Pengajian Muslimat NU Ranting

Selasa, 28 Februari 2017 04:45

Pengajian Muslimat NU Ranting

Sumbawa Besar,INMAS_Bertempat di Masjid Al Muttaqin Desa Pungka Kecamatan Unter Iwis, Muslimat Nahdlatul Ulama Ranting melaksanakan Pengajian Perdana setelah dibentuknya Pengurus ranting , dan baru-baru ini pelantikan Pengurus Anak Cabang dan Ranting oleh Pengurus Wilayah Muslimat NU Provinsi Nusa Tenggara Barat , Senin 27/02/2017. Pra acara pembacaan Kalam Ilahi dan dilanjutkan dengan Pembacaan Surah Yasin dipimpin oleh Miharsih ,S.Pdi dan Dakwah Islamiyah yang disampaikan oleh Ust. Madroni,SHI .

Enam Hak dan Kewajiban Muslim atas Muslim Lainnya ini berdasarkan hadits Shahih Muslim. Rasulullah Saw bersabda: "

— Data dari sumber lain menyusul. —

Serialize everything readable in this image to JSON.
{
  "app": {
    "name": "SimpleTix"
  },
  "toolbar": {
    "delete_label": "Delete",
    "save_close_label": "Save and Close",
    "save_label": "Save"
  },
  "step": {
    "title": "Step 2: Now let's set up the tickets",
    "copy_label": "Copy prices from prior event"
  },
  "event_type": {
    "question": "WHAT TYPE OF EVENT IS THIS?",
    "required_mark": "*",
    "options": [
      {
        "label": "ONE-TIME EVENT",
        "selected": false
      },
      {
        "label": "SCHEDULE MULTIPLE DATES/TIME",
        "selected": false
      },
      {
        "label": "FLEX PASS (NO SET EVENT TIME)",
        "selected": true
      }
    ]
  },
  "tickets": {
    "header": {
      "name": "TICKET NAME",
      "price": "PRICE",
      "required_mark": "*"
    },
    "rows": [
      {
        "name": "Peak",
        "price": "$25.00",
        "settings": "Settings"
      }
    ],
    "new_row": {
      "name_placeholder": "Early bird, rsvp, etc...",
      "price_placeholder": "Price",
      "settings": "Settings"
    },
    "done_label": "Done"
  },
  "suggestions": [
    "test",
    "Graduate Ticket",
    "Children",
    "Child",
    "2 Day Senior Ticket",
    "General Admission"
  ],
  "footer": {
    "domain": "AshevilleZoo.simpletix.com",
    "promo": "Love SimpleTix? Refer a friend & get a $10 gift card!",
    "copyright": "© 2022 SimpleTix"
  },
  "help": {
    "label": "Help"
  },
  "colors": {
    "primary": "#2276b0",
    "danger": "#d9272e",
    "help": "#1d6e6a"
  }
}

"Hak seorang Muslim atas Muslim lainnya ada enam: (1) Jika engkau bertemu dengannya, maka ucapkan salam, dan (2) Jika dia mengundangmu maka datangilah, (3) Jika dia minta nasihat kepadamu berilah nasihat, (4) Jika dia bersin dan mengucapkan hamdalah maka balaslah (dengan doa: Yarhamukallah), (5) Jika dia sakit maka kunjungilah, dan (6) Jika dia meninggal maka antarkanlah (jenazahnya ke kuburan).” (HR. Muslim).

1. Mengucapkan salam.
Mengucapkan salam (Assalamu'alaikum = semoga Anda berada dalam keselamatan ) adalah sunnah yang sangat dianjurkan karena dia merupakan penyebab tumbuhnya rasa cinta dan dekat di kalangan kaum muslimin sebagaimana dapat disaksikan dan sebagaimana yang diajarkan oleh Rasulullah Saw:

"Demi Allah tidak akan masuk surga hingga kalian beriman dan tidak beriman hingga kalian saling mencintai".

 "Maukah kuberitahukan sesuatu yang jika kalian lakukan akan menumbuhkan rasa cinta di antara kalian?, Sebarkan salam di antara kalian" (HR. Muslim).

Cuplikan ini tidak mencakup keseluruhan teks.